Vita, calcio e ciclismo come un'unica testimonianza d'amore
Su Rione Forcelle, a Salerno, spira un vento carico di salsedine. Arriva dal mare – come fanno i mostri, i barbari, le pestilenze – e si attacca tenace ai muri delle case. Scartavetra gli intonaci, ormai arresi da tempo, e riempie i polmoni di chi, seduto all’uscio della porta, strappa all’estate una boccata d’ombra. Un’altra, e poi un’altra ancora. Si respira elemosinando quel tanto di frescura che basta, in questo reticolo di viuzze dispiegate come le venature sulla scorza di un melone. Le urla dei guaglioni, le vecchie che spuntano dalle tende, le lenzuola lasciate ad asciugare sui terrazzi. Qualcuno direbbe che è un buon posto per farci nascere un poeta.
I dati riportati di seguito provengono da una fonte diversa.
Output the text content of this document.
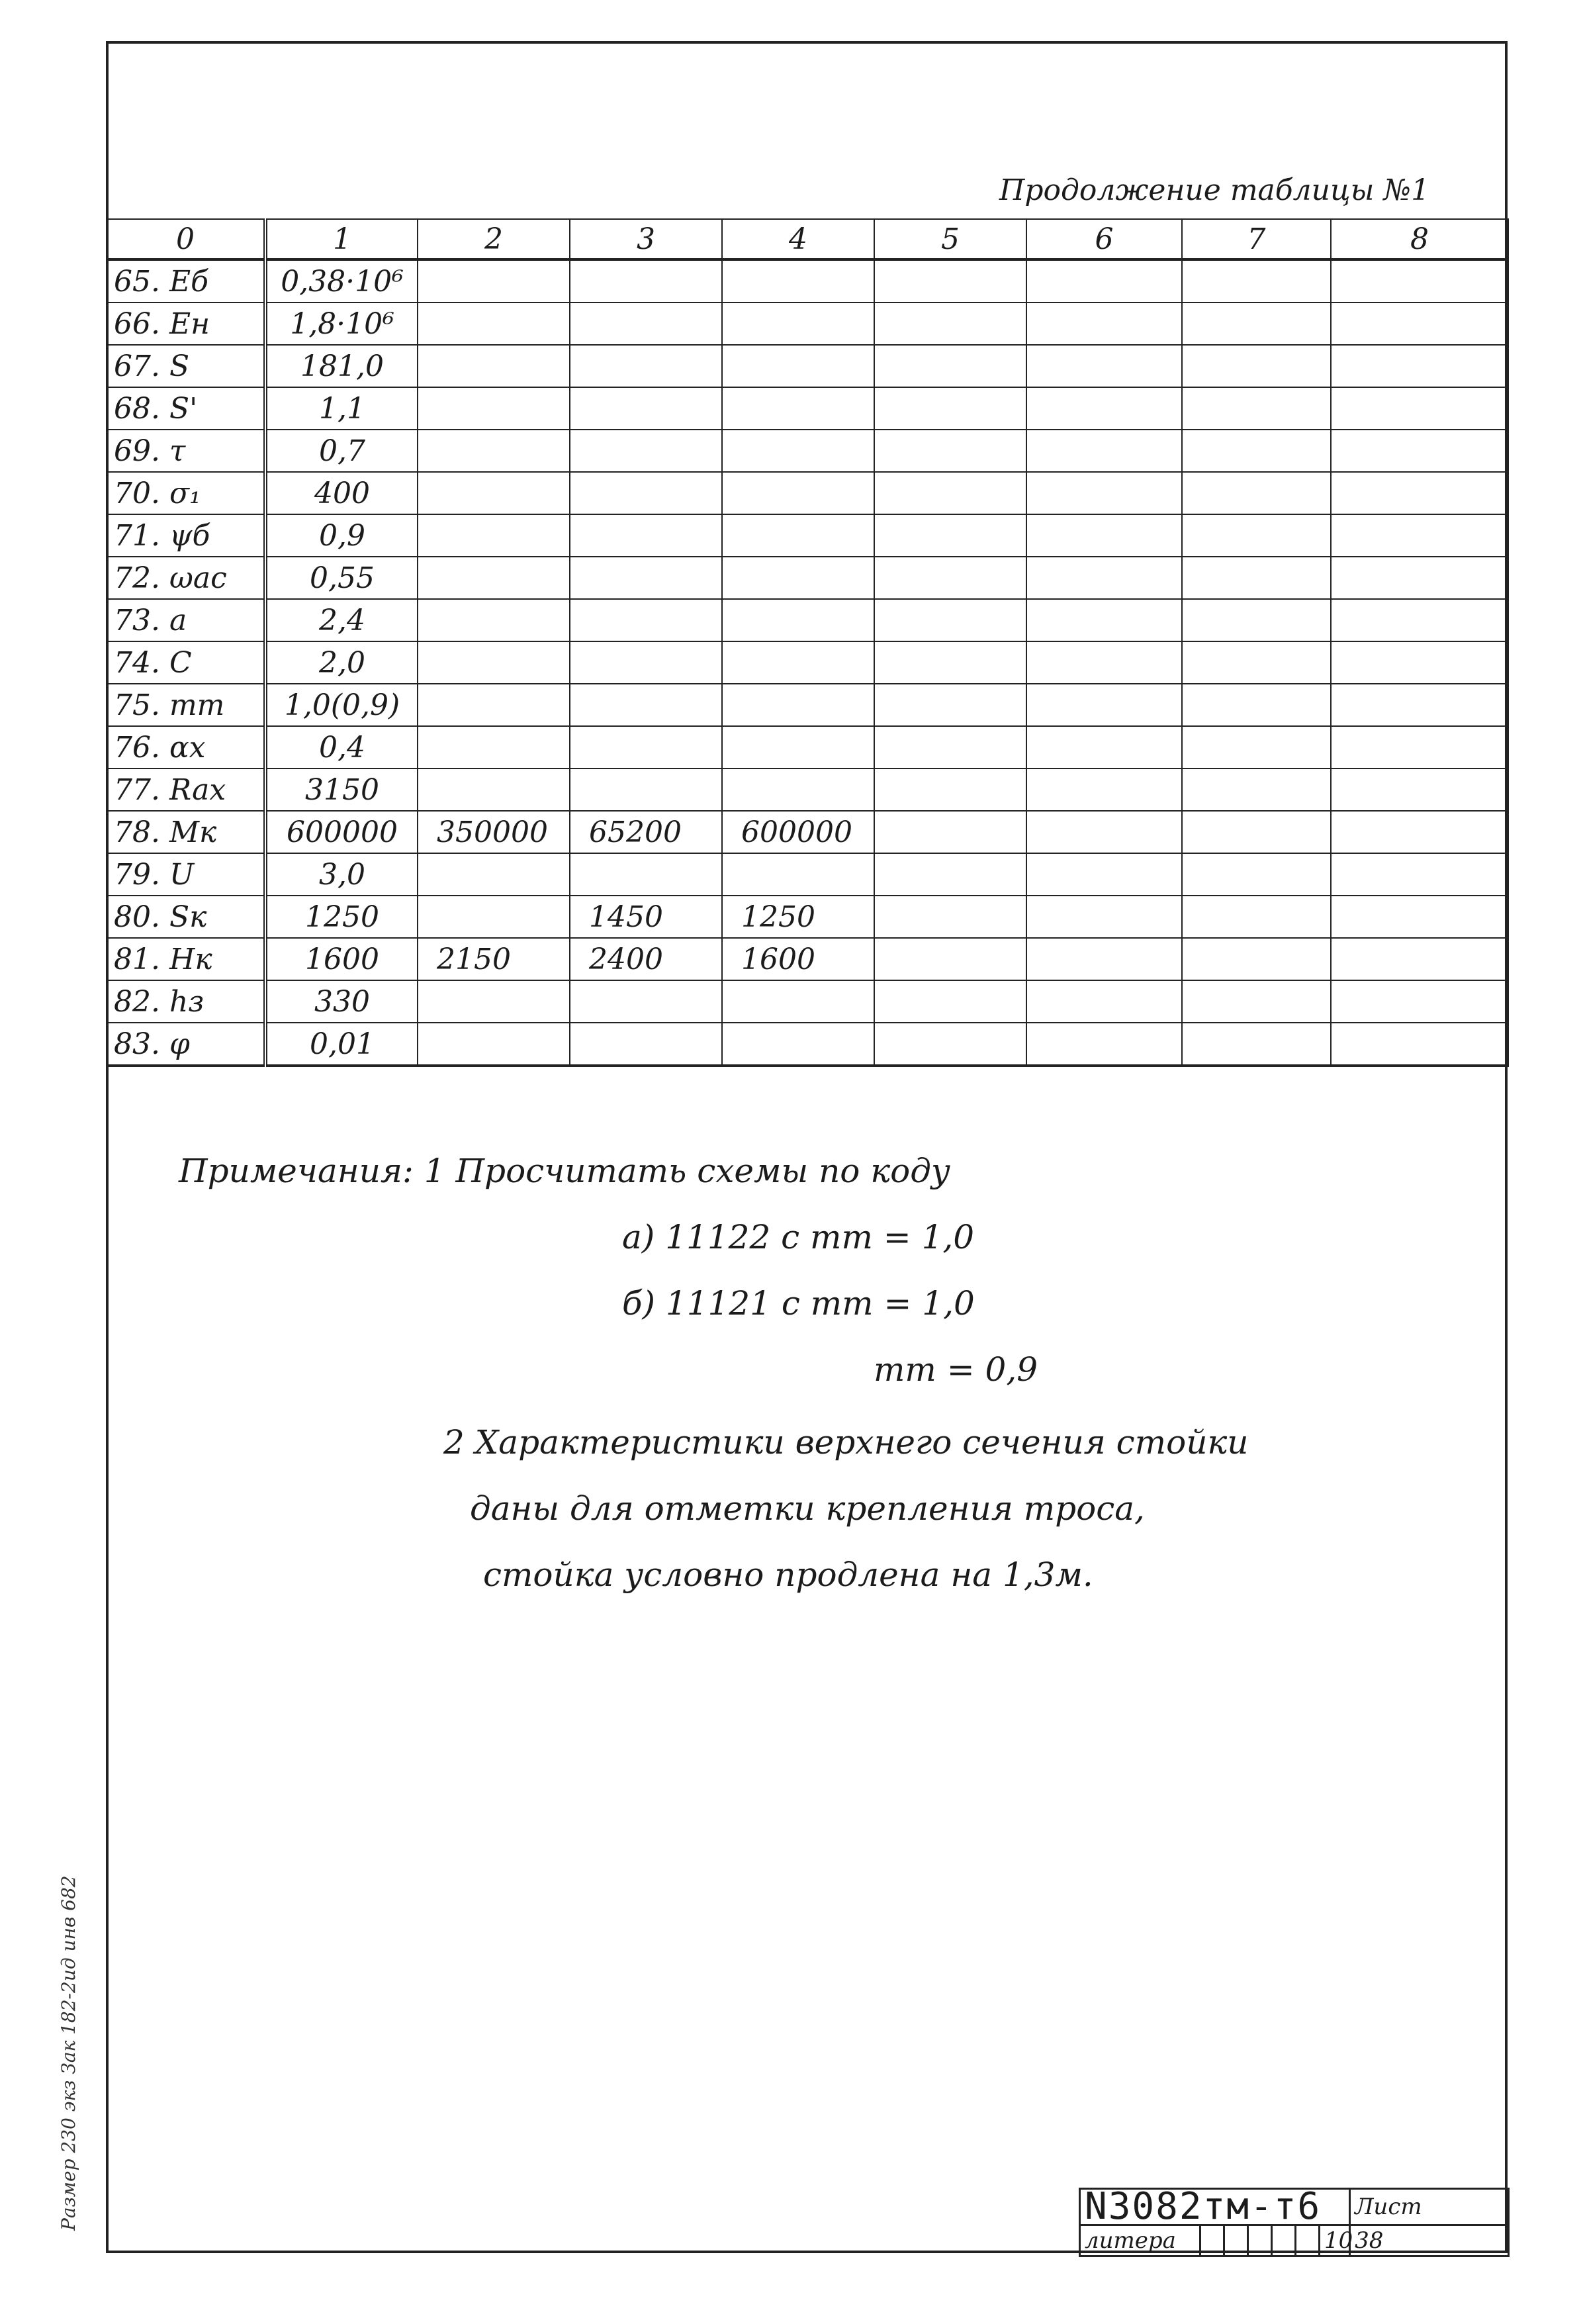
Продолжение таблицы №1
0	1	2	3	4	5	6	7	8
65. Eб	0,38·10⁶							
66. Ен	1,8·10⁶							
67. S	181,0							
68. S'	1,1							
69. τ	0,7							
70. σ₁	400							
71. ψб	0,9							
72. ωас	0,55							
73. a	2,4							
74. C	2,0							
75. mт	1,0(0,9)							
76. αx	0,4							
77. Rax	3150							
78. Mк	600000	350000	65200	600000				
79. U	3,0							
80. Sк	1250		1450	1250				
81. Hк	1600	2150	2400	1600				
82. hз	330							
83. φ	0,01							
Примечания: 1 Просчитать схемы по коду
а) 11122 с mт = 1,0
б) 11121 с mт = 1,0
mт = 0,9
2 Характеристики верхнего сечения стойки
даны для отметки крепления троса,
стойка условно продлена на 1,3м.
N3082тм-т6							Лист
литера						10	38
Размер 230 экз Зак 182-2ид инв 682
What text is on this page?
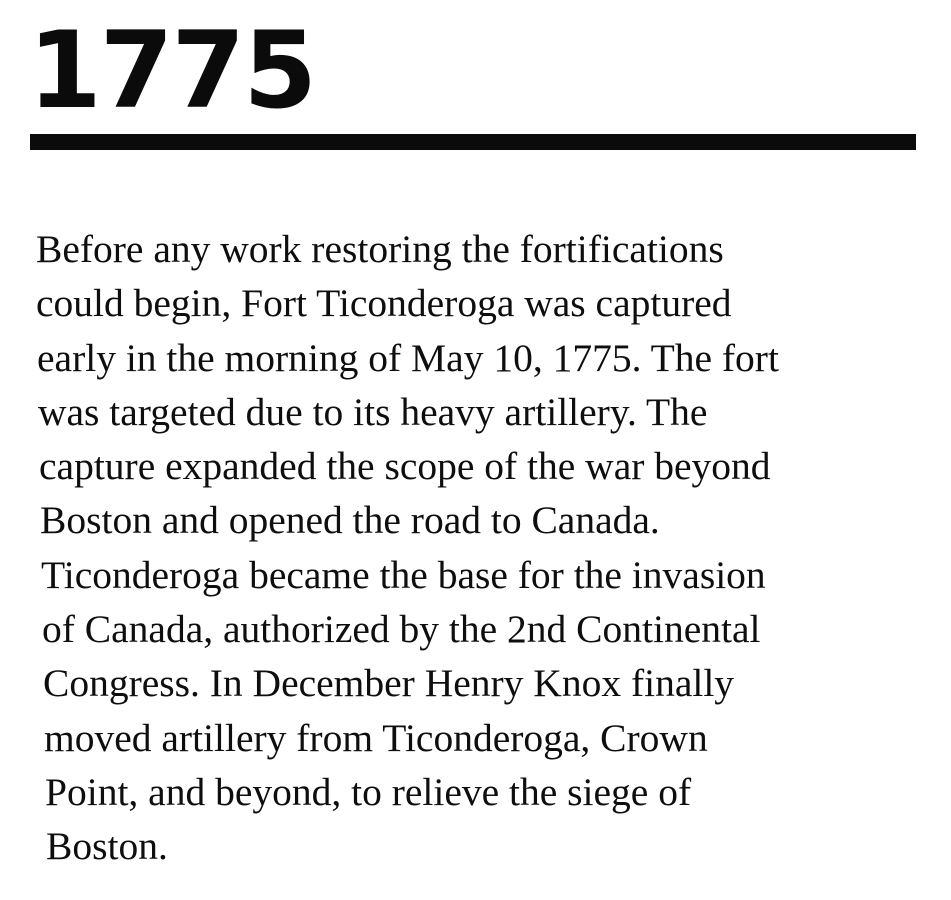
1775

Before any work restoring the fortifications
could begin, Fort Ticonderoga was captured
early in the morning of May 10, 1775. The fort
was targeted due to its heavy artillery. The
capture expanded the scope of the war beyond
Boston and opened the road to Canada.
Ticonderoga became the base for the invasion
of Canada, authorized by the 2nd Continental
Congress. In December Henry Knox finally
moved artillery from Ticonderoga, Crown
Point, and beyond, to relieve the siege of
Boston.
E infatti è proprio da uno di questi balconi che il giovane Alfonso Gatto scrive i suoi primi versi.
«Ero malinconicissimo – racconterà – e mi misi alla finestra».
È il 1928, il ragazzo non ha ancora vent’anni, ma per uno la cui poesia lieviterà al calore di questo sguardo essenziale, quell’affacciarsi-di-fuori ha la forza di un imprimatur. Lo si capisce prendendo in mano una qualsiasi foto che lo ritrae, non importa l’età: pare sempre che abbia il mare negli occhi, luminosi come scaglie di sole riflesse tra le onde. Intelligenti, malinconici, gli stessi immortalati dalla cinepresa di Pasolini ne Il Vangelo secondo Matteo, nel quale Gatto, amico di Pierpaolo, farà da comparsa. C’è più di una curiosa analogia tra i due, entrambi poeti ed entrambi esuli. Alfonso Gatto, infatti, che è destinato a diventare un maestro dell’ermetismo nostrano, lascia presto la Campania, indossando i panni del cantore itinerante e senza padroni: dapprima come antifascista convinto, in aperto conflitto col regime; poi da comunista dissidente e al di fuori del partito.